SEI O QUE OUVI NO VERÃO PASSADO
Agosto 30, 2016
J.J. Faria Santos
Eu sei que o Verão ainda não acabou. Mas o fim das férias é sempre uma espécie de prenúncio de fim de estação. Inevitável como o destino. E não nos é permitido dizer, como Philip Roth de Coleman Silk, “Viu o destino à sua espera e não o quis. Compreendeu-o instintivamente e recuou espontaneamente” (in A Mancha Humana, edição Leya/RTP, tradução de Fernanda Pinto Rodrigues).
Regressei a 1993. Ao álbum Duets de Frank Sinatra, que os puristas encaram com distanciamento, estando implícito que uma certa decrepitude e um certo aproveitamento comercial atirariam as recriações de 13 standards para o reino do dispensável. Manifestamente exagerado. Ouça-se o soberbo arranjo de cordas que abre caminho para Sinatra em Witchcraft (“Those fingers in my hair / That sly come-hither stare”, começa ele por trautear), e depois a notável contribuição de Anita Baker, e percebe-se que a prestidigitação precede o irrecusável feitiço.
Aspirar à felicidade. Estar livre para os prazeres da vida. Maria Callas entoando o Sempre Libera da Traviata com o volume do auto-rádio no máximo a caminho da praia numa manhã inundada pelo luz de Agosto. Quem diz que o bel canto brilha mais nas récitas nocturnas em edifícios majestosos, ou se tem de escutar no silêncio de interiores almofadados em aparelhagens de alta-fidelidade?
No seu novo trabalho, 2ND TIME AROUND, Natasha Watts, cantora britânica associada a incontáveis hits da pista de dança que misturam house e soul, prossegue a sua inflexão para uma sonoridade em que soul e r’n’b prevalecem. Há um classicismo sedutor que se desprende de temas como Love Who You Are e Lonely. Não há aqui ritmos de aeróbica, exploração da sexualidade a roçar a boçalidade ou sequências de rap modernaças. Apenas bom gosto. E um tema de piano e voz a fechar.

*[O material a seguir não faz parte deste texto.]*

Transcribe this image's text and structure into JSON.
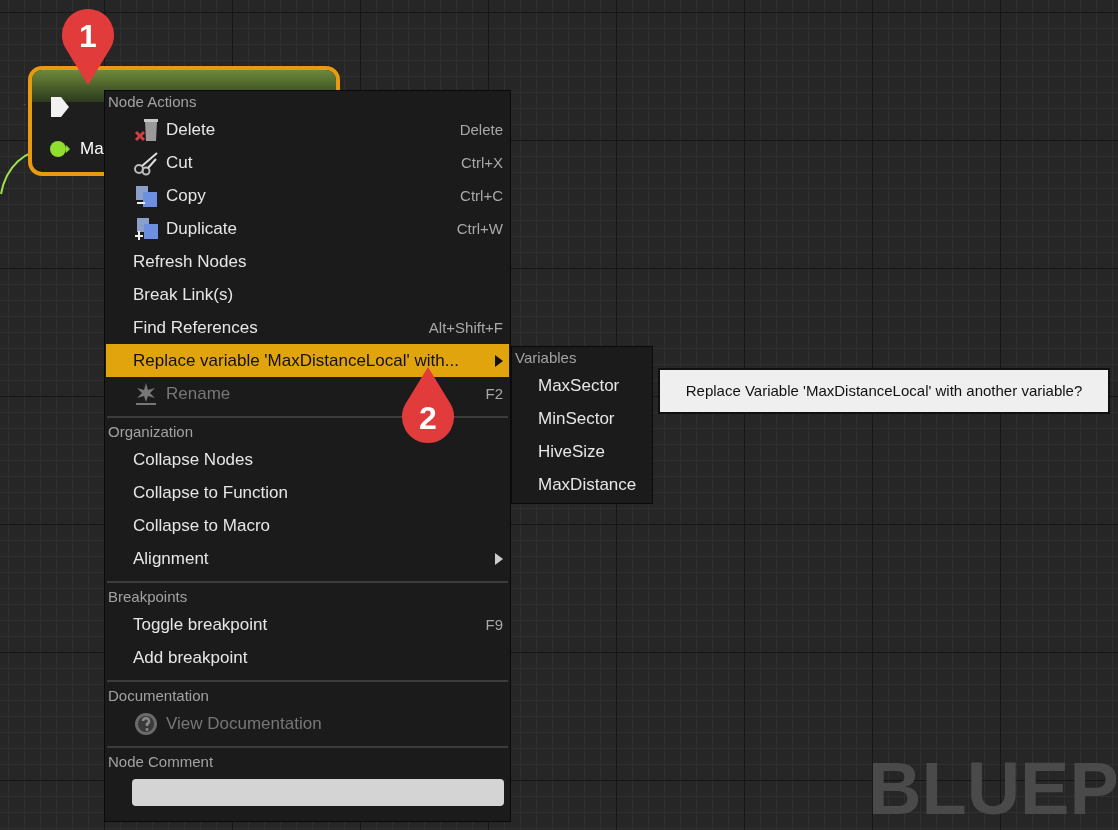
{
  "graph": {
    "node": {
      "selected": true,
      "pin_label": "Ma"
    },
    "watermark": "BLUEP"
  },
  "markers": [
    {
      "number": "1"
    },
    {
      "number": "2"
    }
  ],
  "context_menu": {
    "sections": [
      {
        "kind": "items",
        "heading": "Node Actions",
        "items": [
          {
            "label": "Delete",
            "shortcut": "Delete",
            "kind": "icon",
            "selected": false,
            "disabled": false,
            "submenu": false
          },
          {
            "label": "Cut",
            "shortcut": "Ctrl+X",
            "kind": "icon",
            "selected": false,
            "disabled": false,
            "submenu": false
          },
          {
            "label": "Copy",
            "shortcut": "Ctrl+C",
            "kind": "icon",
            "selected": false,
            "disabled": false,
            "submenu": false
          },
          {
            "label": "Duplicate",
            "shortcut": "Ctrl+W",
            "kind": "icon",
            "selected": false,
            "disabled": false,
            "submenu": false
          },
          {
            "label": "Refresh Nodes",
            "selected": false,
            "disabled": false,
            "submenu": false
          },
          {
            "label": "Break Link(s)",
            "selected": false,
            "disabled": false,
            "submenu": false
          },
          {
            "label": "Find References",
            "shortcut": "Alt+Shift+F",
            "selected": false,
            "disabled": false,
            "submenu": false
          },
          {
            "label": "Replace variable 'MaxDistanceLocal' with...",
            "selected": true,
            "disabled": false,
            "submenu": true
          },
          {
            "label": "Rename",
            "shortcut": "F2",
            "kind": "icon",
            "selected": false,
            "disabled": true,
            "submenu": false
          }
        ]
      },
      {
        "kind": "items",
        "heading": "Organization",
        "items": [
          {
            "label": "Collapse Nodes",
            "selected": false,
            "disabled": false,
            "submenu": false
          },
          {
            "label": "Collapse to Function",
            "selected": false,
            "disabled": false,
            "submenu": false
          },
          {
            "label": "Collapse to Macro",
            "selected": false,
            "disabled": false,
            "submenu": false
          },
          {
            "label": "Alignment",
            "selected": false,
            "disabled": false,
            "submenu": true
          }
        ]
      },
      {
        "kind": "items",
        "heading": "Breakpoints",
        "items": [
          {
            "label": "Toggle breakpoint",
            "shortcut": "F9",
            "selected": false,
            "disabled": false,
            "submenu": false
          },
          {
            "label": "Add breakpoint",
            "selected": false,
            "disabled": false,
            "submenu": false
          }
        ]
      },
      {
        "kind": "items",
        "heading": "Documentation",
        "items": [
          {
            "label": "View Documentation",
            "kind": "icon",
            "selected": false,
            "disabled": true,
            "submenu": false
          }
        ]
      },
      {
        "kind": "field",
        "heading": "Node Comment"
      }
    ]
  },
  "submenu": {
    "heading": "Variables",
    "items": [
      "MaxSector",
      "MinSector",
      "HiveSize",
      "MaxDistance"
    ]
  },
  "tooltip": {
    "text": "Replace Variable 'MaxDistanceLocal' with another variable?"
  }
}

Na banda sonora deste Verão também reinou Stevie Wonder. Querem tema mais apropriado ao estio que You Are The Sunshine of My Life? E para os fins de tarde cálidos ou para as noites ardentes, um soberbo manifesto de um amor não correspondido que não contempla a desistência (Overjoyed), e ainda a exemplificação do vírus do ciúme que se espalha graças à persistência de um perfume ou de um nome sussurrado em pleno sono (Lately). Sem esquecer My Cherie Amour, uma criatura “adorável como um dia de Verão” e “inacessível como a Via Láctea”.